While tremendous performance improvements (especially price performance) are being made in OpenGL cards, there will always be geometric models that bring the best card to it's knees. For example, a high performance card might be able to render 15 million triangular facets per second. For interactive rates of 20 frames per second this means that one can display geometry with 750,000 polygons, if one wishes to render in stereo that drops to models with 375,000 triangular polygons. While this might seem a large number of polygons for those in the virtual reality or games market, it is a relatively low polygon count for many scientific visualisation applications. As an example, the terrain model shown below of Mars contains over 11 million triangular polygons.
A solution that follows the trends in cluster computing is to distribute the OpenGL rendering load among a number of machines. Fortunately, OpenGL maintains a depth buffer and this buffer is accessible to the programmer using glReadPixels(). The idea then is to split up the geometry making up the scene and distribute each piece to one OpenGL card, generally each card will be in a separate computer. Each card will then only need to render a subset of the geometry. For example, for a terrain model it is quite easy to split the polygons up evenly (the splitting of the geometry so that each OpenGL card is evenly loaded is not always trivial) so if there are N machines, each one only handles 1/N of the total number of polygons.

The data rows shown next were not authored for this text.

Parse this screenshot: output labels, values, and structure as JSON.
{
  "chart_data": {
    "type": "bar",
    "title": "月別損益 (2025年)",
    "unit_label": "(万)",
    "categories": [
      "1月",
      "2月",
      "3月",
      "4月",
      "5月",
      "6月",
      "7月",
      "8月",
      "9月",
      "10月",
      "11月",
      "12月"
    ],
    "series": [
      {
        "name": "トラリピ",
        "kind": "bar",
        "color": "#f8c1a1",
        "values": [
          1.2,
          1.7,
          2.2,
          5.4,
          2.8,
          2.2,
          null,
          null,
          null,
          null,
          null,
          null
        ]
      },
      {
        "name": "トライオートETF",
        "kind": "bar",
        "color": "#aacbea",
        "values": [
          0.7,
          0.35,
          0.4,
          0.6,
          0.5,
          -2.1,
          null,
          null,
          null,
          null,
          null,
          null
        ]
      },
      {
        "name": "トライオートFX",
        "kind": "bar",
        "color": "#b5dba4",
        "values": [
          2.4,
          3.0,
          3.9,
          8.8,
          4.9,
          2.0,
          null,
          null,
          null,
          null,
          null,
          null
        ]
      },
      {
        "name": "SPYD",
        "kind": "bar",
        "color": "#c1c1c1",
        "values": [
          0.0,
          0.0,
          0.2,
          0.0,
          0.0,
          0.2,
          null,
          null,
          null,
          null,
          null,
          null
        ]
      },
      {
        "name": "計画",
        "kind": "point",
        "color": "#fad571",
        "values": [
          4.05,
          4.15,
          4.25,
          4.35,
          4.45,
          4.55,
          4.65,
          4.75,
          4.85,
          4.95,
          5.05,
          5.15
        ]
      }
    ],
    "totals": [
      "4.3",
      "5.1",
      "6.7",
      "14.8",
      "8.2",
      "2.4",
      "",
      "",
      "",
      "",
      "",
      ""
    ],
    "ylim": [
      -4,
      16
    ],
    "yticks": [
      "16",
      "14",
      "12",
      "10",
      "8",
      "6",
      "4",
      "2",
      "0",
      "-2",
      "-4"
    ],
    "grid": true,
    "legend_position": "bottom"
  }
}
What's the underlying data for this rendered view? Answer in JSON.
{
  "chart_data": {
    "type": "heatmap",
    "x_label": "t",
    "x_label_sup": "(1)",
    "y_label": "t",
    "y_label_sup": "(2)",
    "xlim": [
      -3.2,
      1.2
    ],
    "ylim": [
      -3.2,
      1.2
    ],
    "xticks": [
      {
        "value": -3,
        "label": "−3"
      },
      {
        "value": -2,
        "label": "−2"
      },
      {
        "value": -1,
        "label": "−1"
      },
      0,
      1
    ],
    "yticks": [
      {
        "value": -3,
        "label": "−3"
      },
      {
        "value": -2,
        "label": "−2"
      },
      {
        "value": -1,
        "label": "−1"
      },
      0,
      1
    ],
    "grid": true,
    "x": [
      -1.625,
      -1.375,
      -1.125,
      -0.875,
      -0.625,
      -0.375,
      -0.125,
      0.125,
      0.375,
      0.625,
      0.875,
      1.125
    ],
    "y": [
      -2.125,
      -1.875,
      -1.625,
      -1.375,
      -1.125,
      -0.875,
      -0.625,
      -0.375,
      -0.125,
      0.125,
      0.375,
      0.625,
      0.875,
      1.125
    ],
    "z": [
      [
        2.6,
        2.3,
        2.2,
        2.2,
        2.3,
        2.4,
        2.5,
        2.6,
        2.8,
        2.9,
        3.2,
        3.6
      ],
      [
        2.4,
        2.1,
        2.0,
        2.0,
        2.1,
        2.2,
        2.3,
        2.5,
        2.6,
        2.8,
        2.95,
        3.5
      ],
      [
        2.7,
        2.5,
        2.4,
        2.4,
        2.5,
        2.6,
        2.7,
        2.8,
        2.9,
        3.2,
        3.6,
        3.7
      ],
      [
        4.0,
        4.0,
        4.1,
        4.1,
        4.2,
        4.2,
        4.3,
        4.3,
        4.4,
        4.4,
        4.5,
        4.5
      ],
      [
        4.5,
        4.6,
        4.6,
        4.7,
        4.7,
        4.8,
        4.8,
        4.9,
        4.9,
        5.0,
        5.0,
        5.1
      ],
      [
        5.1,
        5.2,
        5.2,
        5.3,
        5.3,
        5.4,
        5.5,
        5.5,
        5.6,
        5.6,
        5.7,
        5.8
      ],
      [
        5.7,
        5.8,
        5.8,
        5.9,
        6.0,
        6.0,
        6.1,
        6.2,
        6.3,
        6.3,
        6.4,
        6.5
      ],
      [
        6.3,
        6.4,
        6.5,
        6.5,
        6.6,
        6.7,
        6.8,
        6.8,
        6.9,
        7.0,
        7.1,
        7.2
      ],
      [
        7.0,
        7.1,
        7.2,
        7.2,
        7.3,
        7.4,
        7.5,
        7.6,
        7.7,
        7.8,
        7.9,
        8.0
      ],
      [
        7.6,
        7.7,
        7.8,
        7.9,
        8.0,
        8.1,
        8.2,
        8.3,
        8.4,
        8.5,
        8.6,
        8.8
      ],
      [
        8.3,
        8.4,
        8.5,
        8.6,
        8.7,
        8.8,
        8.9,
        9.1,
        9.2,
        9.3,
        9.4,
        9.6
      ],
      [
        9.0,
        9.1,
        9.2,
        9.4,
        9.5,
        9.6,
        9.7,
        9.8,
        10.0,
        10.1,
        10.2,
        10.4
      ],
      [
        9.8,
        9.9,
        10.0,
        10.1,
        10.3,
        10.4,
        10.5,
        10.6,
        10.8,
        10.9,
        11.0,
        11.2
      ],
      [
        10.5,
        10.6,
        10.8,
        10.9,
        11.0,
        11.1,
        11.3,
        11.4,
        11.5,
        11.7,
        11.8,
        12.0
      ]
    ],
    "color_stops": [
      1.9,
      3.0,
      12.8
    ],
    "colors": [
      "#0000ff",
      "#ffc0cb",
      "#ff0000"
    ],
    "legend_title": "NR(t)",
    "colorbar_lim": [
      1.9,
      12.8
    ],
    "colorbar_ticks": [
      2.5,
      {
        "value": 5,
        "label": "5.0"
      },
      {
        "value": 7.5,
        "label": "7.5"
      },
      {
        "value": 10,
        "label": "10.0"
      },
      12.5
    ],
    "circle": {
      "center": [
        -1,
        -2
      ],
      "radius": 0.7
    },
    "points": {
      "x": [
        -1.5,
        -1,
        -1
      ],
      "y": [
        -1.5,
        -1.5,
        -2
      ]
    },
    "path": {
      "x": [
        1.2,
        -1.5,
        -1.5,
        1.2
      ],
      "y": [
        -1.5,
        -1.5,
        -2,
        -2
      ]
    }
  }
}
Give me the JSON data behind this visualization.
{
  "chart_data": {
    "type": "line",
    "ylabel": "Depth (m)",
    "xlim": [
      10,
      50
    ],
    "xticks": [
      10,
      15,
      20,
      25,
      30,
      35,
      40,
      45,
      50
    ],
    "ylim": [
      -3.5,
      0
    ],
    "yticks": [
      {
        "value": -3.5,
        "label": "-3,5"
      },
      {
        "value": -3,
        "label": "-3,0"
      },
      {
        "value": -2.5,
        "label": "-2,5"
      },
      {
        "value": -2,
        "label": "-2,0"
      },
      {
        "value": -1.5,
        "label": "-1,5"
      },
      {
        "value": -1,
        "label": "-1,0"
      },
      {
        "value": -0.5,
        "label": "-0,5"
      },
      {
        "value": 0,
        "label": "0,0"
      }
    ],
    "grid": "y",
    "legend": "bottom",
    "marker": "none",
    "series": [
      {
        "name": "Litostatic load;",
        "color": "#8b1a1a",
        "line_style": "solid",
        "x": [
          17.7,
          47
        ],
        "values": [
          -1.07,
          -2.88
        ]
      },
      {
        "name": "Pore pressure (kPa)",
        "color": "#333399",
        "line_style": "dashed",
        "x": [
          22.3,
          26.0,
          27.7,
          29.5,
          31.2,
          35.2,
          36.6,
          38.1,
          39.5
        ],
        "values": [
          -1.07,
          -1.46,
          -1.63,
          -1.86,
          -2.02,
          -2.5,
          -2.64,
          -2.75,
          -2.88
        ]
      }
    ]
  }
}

Each OpenGL card then renders it's portion of the geometry and sends the image and depth buffer to be merged into the final image. The logic for this is straightforward, set a pixel in the final image to the pixel in the subimage which has the smallest depth value, ie: is closest to the camera.
Part 1 | |
Part 2 | |
Part 3 | |
Composited image |
The fundamental problem with this technique is bandwidth. Consider rendering a 800 x 600 RGB model at 20 frames per second. There are 3 bytes for each image pixel and 4 bytes for each depth buffer pixel. So to transmit an image/depthbuffer pair from one machine to another requires (3 + 4) * 800 * 600 bytes or just over 3MB. For interactive performance at 20 frames per second this requires a bandwidth of 60MB per second which is clearly more than the capabilities of all but the very highest performance networks. To make matters worse even higher bandwidth is required the more OpenGL cards participate in the rendering although bandwidth bottlenecks can be reduced by arranging the OpenGL cards/machines in a tree structure and combining the image/depthbuffer pairs as the image pieces move up the tree.